強い力を持つタイトルに心を惹かれて購入してしまったのは、近頃、自分の中で表現することが難しい悩みや葛藤といった類の感情が強く表れるようになっていたことと無縁ではなかったと思います。
そしてこの本の内容は、筆者のメッセージは、そんな行き詰まった状態だった私を強烈に啓蒙するものでした。
「そういうことか!?」
閃きのような感覚を何度もこの本の中で感じました。
今年これまでに読んだたくさんの本の中で、最も強く揺さぶられた一冊、それがこの 「国のために死ねるか 自衛隊「特殊部隊」創設者の思想と行動」 です。
どんな本だった?
曲がりなりにもブログという形で文章を書いていると、書いたものを読み返した時に、 「力のある生々しい文章」だと自分でも感じたり、逆に 「妙に薄っぺらい響いてこない文章」だと感じたりする経験をします。
もちろん、 「力のある生々しい文章」が書きたい といつも考えています。でもこれがなかなか書けないんです。
思い返せば「生々しい文章」を書けたと感じる時は、強く印象に残る体験や、考え尽くした思考の塊があった時でした。
この本は間違いなく「力のある生々しい文章」です。
自衛隊在職中の海上警備行動発令時のエピソードでは、まるでその場にいるかのような臨場感をもって書かれていて、極限の状態の中で隊員たちが任務に向き合う様子がありありと浮かび上がってきました。

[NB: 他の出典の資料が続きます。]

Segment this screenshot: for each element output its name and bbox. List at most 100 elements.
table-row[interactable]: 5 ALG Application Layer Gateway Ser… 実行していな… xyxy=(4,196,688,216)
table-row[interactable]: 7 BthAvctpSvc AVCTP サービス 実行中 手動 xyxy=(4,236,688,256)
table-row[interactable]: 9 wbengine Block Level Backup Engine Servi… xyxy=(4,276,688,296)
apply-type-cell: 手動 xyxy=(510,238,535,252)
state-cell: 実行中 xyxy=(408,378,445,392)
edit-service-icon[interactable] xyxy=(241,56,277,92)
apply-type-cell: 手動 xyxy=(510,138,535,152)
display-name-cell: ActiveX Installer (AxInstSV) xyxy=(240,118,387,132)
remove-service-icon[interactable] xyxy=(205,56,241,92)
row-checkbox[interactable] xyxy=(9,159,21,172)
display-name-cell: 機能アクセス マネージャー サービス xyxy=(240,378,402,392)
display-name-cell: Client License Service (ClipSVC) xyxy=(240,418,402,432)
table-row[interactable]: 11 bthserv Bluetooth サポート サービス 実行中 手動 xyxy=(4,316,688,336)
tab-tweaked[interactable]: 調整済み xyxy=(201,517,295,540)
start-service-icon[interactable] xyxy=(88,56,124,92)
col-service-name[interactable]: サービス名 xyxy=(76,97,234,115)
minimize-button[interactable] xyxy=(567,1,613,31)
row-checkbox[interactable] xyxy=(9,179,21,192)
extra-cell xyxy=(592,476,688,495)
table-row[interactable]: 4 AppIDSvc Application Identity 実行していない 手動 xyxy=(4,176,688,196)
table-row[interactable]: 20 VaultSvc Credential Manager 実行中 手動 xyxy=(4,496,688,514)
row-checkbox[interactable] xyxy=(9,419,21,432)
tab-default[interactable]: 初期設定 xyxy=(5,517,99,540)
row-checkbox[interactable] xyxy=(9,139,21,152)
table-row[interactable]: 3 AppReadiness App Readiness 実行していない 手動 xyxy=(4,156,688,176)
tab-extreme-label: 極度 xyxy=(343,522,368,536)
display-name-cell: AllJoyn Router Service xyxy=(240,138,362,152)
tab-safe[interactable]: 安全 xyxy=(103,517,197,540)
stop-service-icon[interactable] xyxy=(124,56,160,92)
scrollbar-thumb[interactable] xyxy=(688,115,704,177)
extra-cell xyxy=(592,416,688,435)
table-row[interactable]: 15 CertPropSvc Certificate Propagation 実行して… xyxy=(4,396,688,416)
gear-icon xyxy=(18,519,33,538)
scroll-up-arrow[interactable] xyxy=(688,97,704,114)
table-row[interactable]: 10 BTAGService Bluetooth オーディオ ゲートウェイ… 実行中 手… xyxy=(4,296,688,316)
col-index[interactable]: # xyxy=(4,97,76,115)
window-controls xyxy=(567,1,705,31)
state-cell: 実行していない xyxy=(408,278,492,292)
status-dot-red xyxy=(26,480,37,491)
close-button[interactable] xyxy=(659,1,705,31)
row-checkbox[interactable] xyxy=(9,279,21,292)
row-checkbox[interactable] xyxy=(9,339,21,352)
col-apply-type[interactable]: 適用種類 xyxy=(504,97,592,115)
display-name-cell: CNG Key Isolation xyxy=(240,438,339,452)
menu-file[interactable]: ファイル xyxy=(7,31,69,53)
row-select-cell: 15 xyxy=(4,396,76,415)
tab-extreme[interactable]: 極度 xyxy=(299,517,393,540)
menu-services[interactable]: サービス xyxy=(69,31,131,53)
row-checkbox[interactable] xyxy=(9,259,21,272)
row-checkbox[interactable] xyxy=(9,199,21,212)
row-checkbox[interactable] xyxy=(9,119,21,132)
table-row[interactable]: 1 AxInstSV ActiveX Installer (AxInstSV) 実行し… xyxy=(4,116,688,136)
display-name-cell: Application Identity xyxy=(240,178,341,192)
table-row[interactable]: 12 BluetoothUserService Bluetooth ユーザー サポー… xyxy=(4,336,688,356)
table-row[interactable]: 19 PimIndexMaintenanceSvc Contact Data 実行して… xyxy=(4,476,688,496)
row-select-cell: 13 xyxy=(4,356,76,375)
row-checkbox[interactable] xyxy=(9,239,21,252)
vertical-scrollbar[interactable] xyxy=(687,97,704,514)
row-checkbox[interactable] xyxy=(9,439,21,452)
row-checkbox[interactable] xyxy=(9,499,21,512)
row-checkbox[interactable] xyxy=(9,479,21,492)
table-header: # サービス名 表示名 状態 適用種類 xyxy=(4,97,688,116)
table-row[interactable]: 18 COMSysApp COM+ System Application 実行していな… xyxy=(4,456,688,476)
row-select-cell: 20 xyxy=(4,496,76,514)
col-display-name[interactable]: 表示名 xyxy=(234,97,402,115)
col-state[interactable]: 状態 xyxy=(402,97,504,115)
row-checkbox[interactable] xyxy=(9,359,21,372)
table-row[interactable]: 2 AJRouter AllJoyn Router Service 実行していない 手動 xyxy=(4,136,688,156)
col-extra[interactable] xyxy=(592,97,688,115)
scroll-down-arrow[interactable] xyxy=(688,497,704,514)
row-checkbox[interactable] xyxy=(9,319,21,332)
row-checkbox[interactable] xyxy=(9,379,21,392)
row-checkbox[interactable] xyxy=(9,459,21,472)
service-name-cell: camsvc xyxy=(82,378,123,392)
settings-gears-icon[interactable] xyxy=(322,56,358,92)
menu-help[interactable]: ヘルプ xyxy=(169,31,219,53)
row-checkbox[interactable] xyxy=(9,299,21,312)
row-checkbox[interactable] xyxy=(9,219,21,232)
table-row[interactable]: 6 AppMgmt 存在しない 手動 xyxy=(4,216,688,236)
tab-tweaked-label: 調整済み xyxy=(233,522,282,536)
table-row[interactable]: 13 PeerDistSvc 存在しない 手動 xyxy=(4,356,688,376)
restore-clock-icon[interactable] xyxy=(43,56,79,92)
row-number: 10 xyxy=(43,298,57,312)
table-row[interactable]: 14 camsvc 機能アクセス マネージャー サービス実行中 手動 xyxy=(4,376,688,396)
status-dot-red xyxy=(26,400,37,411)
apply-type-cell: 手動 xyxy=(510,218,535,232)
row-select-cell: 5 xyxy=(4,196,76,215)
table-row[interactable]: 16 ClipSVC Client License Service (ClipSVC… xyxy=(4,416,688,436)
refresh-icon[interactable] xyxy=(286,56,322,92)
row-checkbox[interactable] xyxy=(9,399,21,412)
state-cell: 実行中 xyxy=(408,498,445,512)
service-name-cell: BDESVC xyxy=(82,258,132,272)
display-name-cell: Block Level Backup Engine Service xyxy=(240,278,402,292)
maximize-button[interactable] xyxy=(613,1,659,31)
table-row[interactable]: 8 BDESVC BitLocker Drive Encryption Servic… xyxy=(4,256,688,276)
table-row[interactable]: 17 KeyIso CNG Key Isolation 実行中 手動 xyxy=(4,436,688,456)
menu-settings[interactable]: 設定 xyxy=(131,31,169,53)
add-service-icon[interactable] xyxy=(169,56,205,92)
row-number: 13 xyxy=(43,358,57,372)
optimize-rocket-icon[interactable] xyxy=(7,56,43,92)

フィリピンのミンダナオ島でのトレーニングパートナーとの会話では、
それでいて、読者の立場からはしっかりと考えさせられる構成・内容になっています。
「国のために死ねるか」というタイトルにあるとおり、国とは何か、 自分は何のために生きるのか、何を大切にするのかということを、著者自身の迷いを疑似体験することで「自分自身に当てはめると、どうだろう」ということをいつしか考えていました。

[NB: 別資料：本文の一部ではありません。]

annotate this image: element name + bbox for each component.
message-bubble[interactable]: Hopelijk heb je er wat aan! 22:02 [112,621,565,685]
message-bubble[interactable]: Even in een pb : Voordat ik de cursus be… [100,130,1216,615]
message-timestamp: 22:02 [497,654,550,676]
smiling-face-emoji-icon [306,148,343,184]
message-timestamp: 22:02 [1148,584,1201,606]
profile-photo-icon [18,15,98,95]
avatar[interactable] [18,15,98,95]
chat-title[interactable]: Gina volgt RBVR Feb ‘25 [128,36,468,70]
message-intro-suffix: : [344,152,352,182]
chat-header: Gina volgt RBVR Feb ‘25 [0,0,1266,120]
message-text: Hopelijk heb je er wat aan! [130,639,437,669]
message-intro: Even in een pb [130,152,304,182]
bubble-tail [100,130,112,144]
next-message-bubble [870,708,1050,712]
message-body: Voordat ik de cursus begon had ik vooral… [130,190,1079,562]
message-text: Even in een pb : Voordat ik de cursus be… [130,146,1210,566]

繰り返しになりますが、強く、読者を揺さぶる本だと思いました。
読むことで得られたもの
自衛隊の様子について、例えば「海軍と陸軍の違い、文化」のエピソードもなかなか面白いと思いました。
しかし、やはりここで触れておきたいのは、「今行おうとすることの目的は何か」「そのためには何を行うべきか」「無駄なものは何か」という徹底した目的意識を持つべきだという考え方。
そして、目の前の目的ばかりを考えるのではなく、国というものー自分の存在の根本となっている今の環境や歴史に思いを馳せ、その主体性とは何か、自分が生きている環境はどうやって過去の先人たちが築いてきたのかをしっかりと知り、理解しておく必然性があるのだという考え方。
これらの事をしっかりと考えておかなければならないのではないか?
そう考えさせられたことが、最も大きな「読むことで得られたもの」だと、今は感じます。
こんな時にまた読みたい
日常に忙殺される中で、自分自身がどこへ向かっているのか、何をやっているのか分からなくなった時。
国際的な話題や問題を考える時。
支えきれないような苛立ちを覚えた時。
そんな時に読み返して、生きていく姿勢を自分自身で問いかけてみたいと思います。